Em declarações a’ODigital.pt, a presidente da Câmara Municipal de Reguengos de Monsaraz, Marta Prates, afirma que o concelho foi dos primeiros a reagir ao projeto. A autarca sublinha a dimensão da área prevista para instalação. «Estamos a falar de uma área gigantesca no meio do Lago de Alqueva», refere. Segundo a presidente, o projeto está a preocupar investidores já com projetos aprovados no concelho.
Investimento turístico condicionado pelo projeto
A Câmara de Reguengos de Monsaraz tem identificado investidores relutantes em avançar devido ao projeto fotovoltaico. Marta Prates explica que está previsto um investimento hoteleiro de cinco estrelas que trabalha com o mercado norte-americano. «Esse investidor, com projeto aprovado, ainda não avançou porque a questão dos painéis fotovoltaicos o preocupa muitíssimo», afirma.
A autarca destaca o peso crescente do turismo na economia local. «Tenho aqui uma receita muito significativa de turismo e muitas famílias a viverem já do turismo», refere, sublinhando a importância dos alojamentos locais, restauração e empresas de animação turística.

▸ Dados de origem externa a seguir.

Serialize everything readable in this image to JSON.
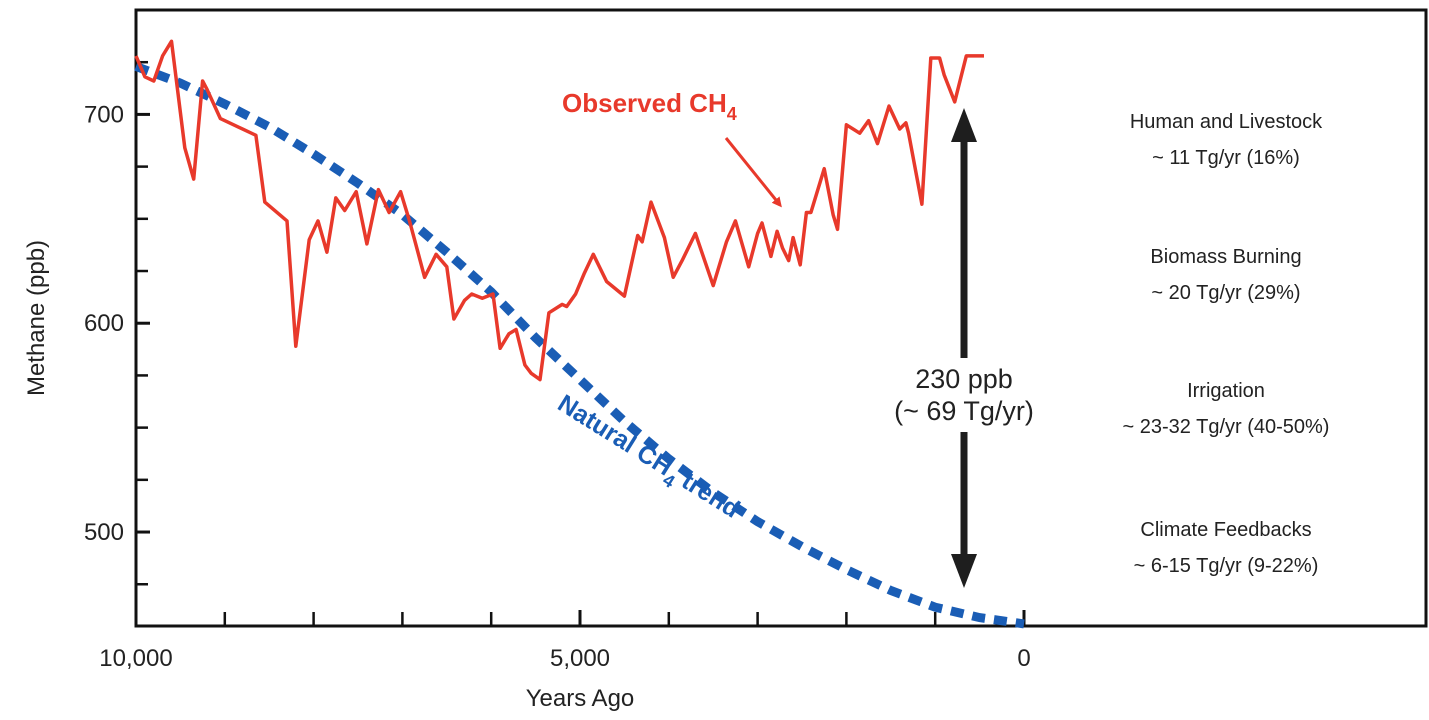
{
  "colors": {
    "observed": "#e8392b",
    "natural": "#1a5db5",
    "axis": "#111111",
    "arrow": "#1e1e1e"
  },
  "chart_data": {
    "type": "line",
    "xlabel": "Years Ago",
    "ylabel": "Methane (ppb)",
    "xlim": [
      10000,
      0
    ],
    "ylim": [
      455,
      750
    ],
    "x_ticks": [
      10000,
      5000,
      0
    ],
    "x_tick_labels": [
      "10,000",
      "5,000",
      "0"
    ],
    "x_minor_ticks": [
      9000,
      8000,
      7000,
      6000,
      4000,
      3000,
      2000,
      1000
    ],
    "y_ticks": [
      500,
      600,
      700
    ],
    "y_tick_labels": [
      "500",
      "600",
      "700"
    ],
    "y_minor_ticks": [
      475,
      525,
      550,
      575,
      625,
      650,
      675,
      725
    ],
    "grid": false,
    "series": [
      {
        "name": "Observed CH4",
        "label_main": "Observed CH",
        "label_sub": "4",
        "style": "solid",
        "x": [
          10000,
          9900,
          9800,
          9700,
          9600,
          9450,
          9350,
          9250,
          9200,
          9050,
          8850,
          8650,
          8550,
          8300,
          8200,
          8050,
          7950,
          7850,
          7750,
          7650,
          7520,
          7400,
          7270,
          7150,
          7020,
          6920,
          6850,
          6750,
          6620,
          6500,
          6420,
          6300,
          6220,
          6100,
          5980,
          5900,
          5800,
          5720,
          5620,
          5550,
          5450,
          5350,
          5200,
          5150,
          5050,
          4950,
          4850,
          4700,
          4500,
          4350,
          4300,
          4200,
          4050,
          3950,
          3850,
          3700,
          3500,
          3350,
          3250,
          3100,
          3000,
          2950,
          2850,
          2780,
          2720,
          2650,
          2600,
          2520,
          2450,
          2400,
          2250,
          2150,
          2100,
          2000,
          1850,
          1750,
          1650,
          1520,
          1400,
          1330,
          1300,
          1150,
          1050,
          950,
          900,
          780,
          650,
          550,
          450
        ],
        "y": [
          728,
          718,
          716,
          728,
          735,
          684,
          669,
          716,
          712,
          698,
          694,
          690,
          658,
          649,
          589,
          640,
          649,
          634,
          660,
          654,
          663,
          638,
          664,
          653,
          663,
          649,
          638,
          622,
          633,
          627,
          602,
          611,
          614,
          612,
          614,
          588,
          595,
          597,
          580,
          576,
          573,
          605,
          609,
          608,
          614,
          624,
          633,
          620,
          613,
          642,
          639,
          658,
          641,
          622,
          630,
          643,
          618,
          639,
          649,
          627,
          643,
          648,
          632,
          644,
          636,
          630,
          641,
          628,
          653,
          653,
          674,
          652,
          645,
          695,
          691,
          697,
          686,
          704,
          693,
          696,
          691,
          657,
          727,
          727,
          719,
          706,
          728,
          728,
          728
        ]
      },
      {
        "name": "Natural CH4 trend",
        "label_main": "Natural CH",
        "label_sub": "4",
        "label_tail": " trend",
        "style": "dashed",
        "x": [
          10000,
          9500,
          9000,
          8500,
          8000,
          7500,
          7000,
          6500,
          6000,
          5500,
          5000,
          4500,
          4000,
          3500,
          3000,
          2500,
          2000,
          1500,
          1000,
          500,
          0
        ],
        "y": [
          723,
          715,
          705,
          694,
          681,
          667,
          652,
          634,
          615,
          593,
          573,
          553,
          535,
          519,
          505,
          493,
          482,
          472,
          464,
          459,
          456
        ]
      }
    ],
    "annotations": {
      "gap_line1": "230 ppb",
      "gap_line2": "(~ 69 Tg/yr)",
      "gap_arrow_x": 750,
      "gap_arrow_top": 703,
      "gap_arrow_bottom": 469
    }
  },
  "sources": [
    {
      "title": "Human and Livestock",
      "value": "~ 11 Tg/yr (16%)"
    },
    {
      "title": "Biomass Burning",
      "value": "~ 20 Tg/yr (29%)"
    },
    {
      "title": "Irrigation",
      "value": "~ 23-32  Tg/yr (40-50%)"
    },
    {
      "title": "Climate Feedbacks",
      "value": "~ 6-15 Tg/yr (9-22%)"
    }
  ]
}
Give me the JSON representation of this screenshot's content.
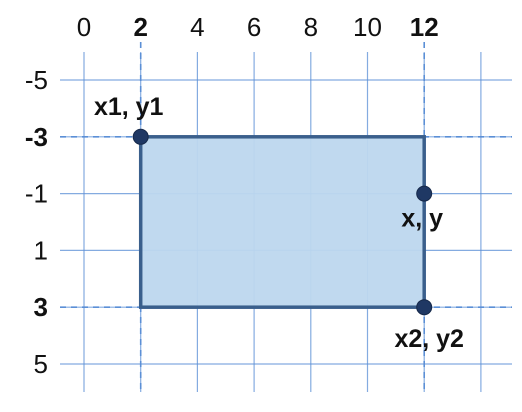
{
  "diagram": {
    "x_ticks": [
      {
        "label": "0",
        "value": 0,
        "bold": false
      },
      {
        "label": "2",
        "value": 2,
        "bold": true
      },
      {
        "label": "4",
        "value": 4,
        "bold": false
      },
      {
        "label": "6",
        "value": 6,
        "bold": false
      },
      {
        "label": "8",
        "value": 8,
        "bold": false
      },
      {
        "label": "10",
        "value": 10,
        "bold": false
      },
      {
        "label": "12",
        "value": 12,
        "bold": true
      }
    ],
    "y_ticks": [
      {
        "label": "-5",
        "value": -5,
        "bold": false
      },
      {
        "label": "-3",
        "value": -3,
        "bold": true
      },
      {
        "label": "-1",
        "value": -1,
        "bold": false
      },
      {
        "label": "1",
        "value": 1,
        "bold": false
      },
      {
        "label": "3",
        "value": 3,
        "bold": true
      },
      {
        "label": "5",
        "value": 5,
        "bold": false
      }
    ],
    "rectangle": {
      "x1": 2,
      "y1": -3,
      "x2": 12,
      "y2": 3
    },
    "points": [
      {
        "label": "x1, y1",
        "x": 2,
        "y": -3
      },
      {
        "label": "x, y",
        "x": 12,
        "y": -1
      },
      {
        "label": "x2, y2",
        "x": 12,
        "y": 3
      }
    ],
    "colors": {
      "grid": "#5b8fd6",
      "guide": "#5b8fd6",
      "rect_fill": "#bdd7ee",
      "rect_stroke": "#3a5f8c",
      "point": "#1f3864"
    }
  }
}
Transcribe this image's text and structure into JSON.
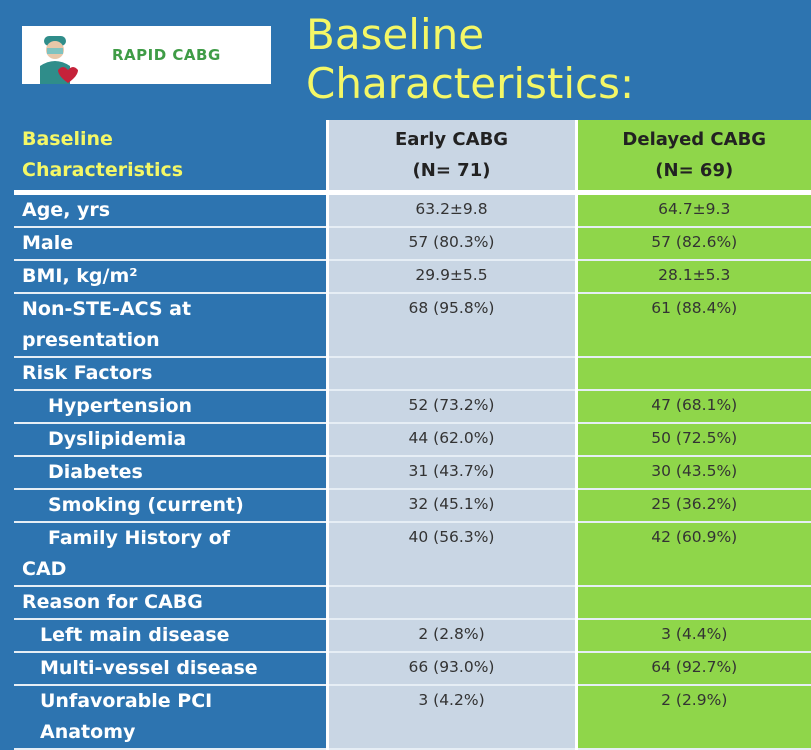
{
  "logo": {
    "text": "RAPID CABG"
  },
  "title": {
    "line1": "Baseline",
    "line2": "Characteristics:"
  },
  "header": {
    "label": [
      "Baseline",
      "Characteristics"
    ],
    "early": [
      "Early CABG",
      "(N= 71)"
    ],
    "delayed": [
      "Delayed CABG",
      "(N= 69)"
    ]
  },
  "rows": [
    {
      "label": "Age, yrs",
      "early": "63.2±9.8",
      "delayed": "64.7±9.3"
    },
    {
      "label": "Male",
      "early": "57 (80.3%)",
      "delayed": "57 (82.6%)"
    },
    {
      "label": "BMI, kg/m²",
      "early": "29.9±5.5",
      "delayed": "28.1±5.3"
    },
    {
      "label": "Non-STE-ACS at",
      "label2": "presentation",
      "early": "68 (95.8%)",
      "delayed": "61 (88.4%)"
    },
    {
      "label": "Risk Factors",
      "early": "",
      "delayed": ""
    },
    {
      "label": "Hypertension",
      "early": "52 (73.2%)",
      "delayed": "47 (68.1%)"
    },
    {
      "label": "Dyslipidemia",
      "early": "44 (62.0%)",
      "delayed": "50 (72.5%)"
    },
    {
      "label": "Diabetes",
      "early": "31 (43.7%)",
      "delayed": "30 (43.5%)"
    },
    {
      "label": "Smoking (current)",
      "early": "32 (45.1%)",
      "delayed": "25 (36.2%)"
    },
    {
      "label": "Family History of",
      "label2": "CAD",
      "early": "40 (56.3%)",
      "delayed": "42 (60.9%)"
    },
    {
      "label": "Reason for CABG",
      "early": "",
      "delayed": ""
    },
    {
      "label": "Left main disease",
      "early": "2 (2.8%)",
      "delayed": "3 (4.4%)"
    },
    {
      "label": "Multi-vessel disease",
      "early": "66 (93.0%)",
      "delayed": "64 (92.7%)"
    },
    {
      "label": "Unfavorable PCI",
      "label2": "Anatomy",
      "early": "3 (4.2%)",
      "delayed": "2 (2.9%)"
    }
  ]
}
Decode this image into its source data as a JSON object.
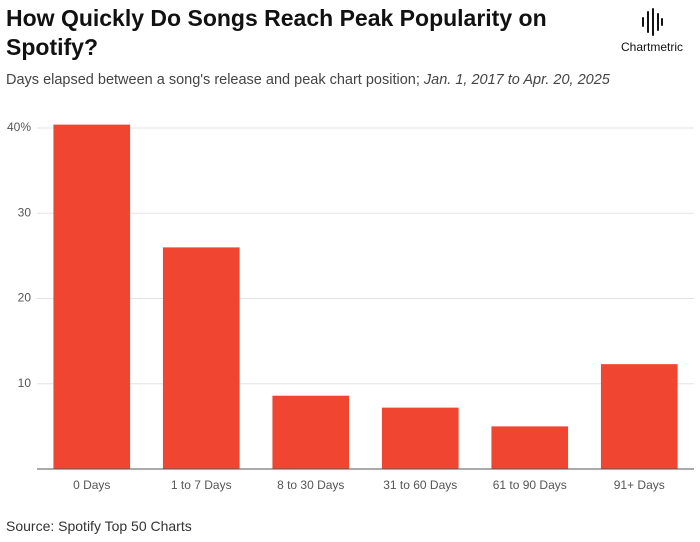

Marta Prates defende que o avanço do projeto pode colocar em causa este setor. «É preciso salvaguardar que estes ovos de ouro não são completamente espatifados por um projeto que vem no sentido das energias renováveis», afirma.
Municípios querem esclarecimentos da APA
A ATLA solicitou uma reunião à Agência Portuguesa do Ambiente (APA) para conhecer o posicionamento da entidade sobre o projeto no Alqueva. A presidente recorda que a APA já emitiu pareceres negativos noutros empreendimentos semelhantes. «Por nós, os painéis não avançam», afirma.
A autarca indica que o processo resulta de um leilão anterior ao atual Governo. «A primeira vez que ouvimos falar nisto foi em 2022, quando a EDP veio à Câmara mostrar o projeto e tentar que fossemos parceiros», esclarece.
Autarcas sentem falta de diálogo
Questionada sobre a crítica de que o Governo ignorou os municípios, a presidente refere que esta é uma situação transversal. «As autarquias e os municípios são permanentemente ignorados e deixados de fora dos grandes processos», afirma.
A autarca recorda outros casos recentes, como o encerramento da Conservatória de Reguengos de Monsaraz. «Acordei um dia de manhã e tinha 10.000 pessoas sem terem onde fazer um cartão de cidadão», relata, sublinhando que não recebeu qualquer aviso prévio.
Marta Prates considera que o diálogo com o Governo também depende do peso político dos representantes eleitos. «Muitas vezes tem a ver com os deputados que temos sentados na Assembleia e com o peso político que têm», afirma, realçando a proximidade institucional que existe atualmente através do deputado Francisco Figueira.
Municípios mantêm oposição ao projeto
Os municípios envolvidos vão continuar a manifestar discordância quanto à instalação de estruturas flutuantes na albufeira. A presidente sublinha que os concelhos dependem cada vez mais do turismo. «Não podemos ser prejudicados numa área que pesa economicamente nas nossas finanças locais», afirma.
Os autarcas aguardam agora a reunião com a APA para conhecer os próximos passos do processo.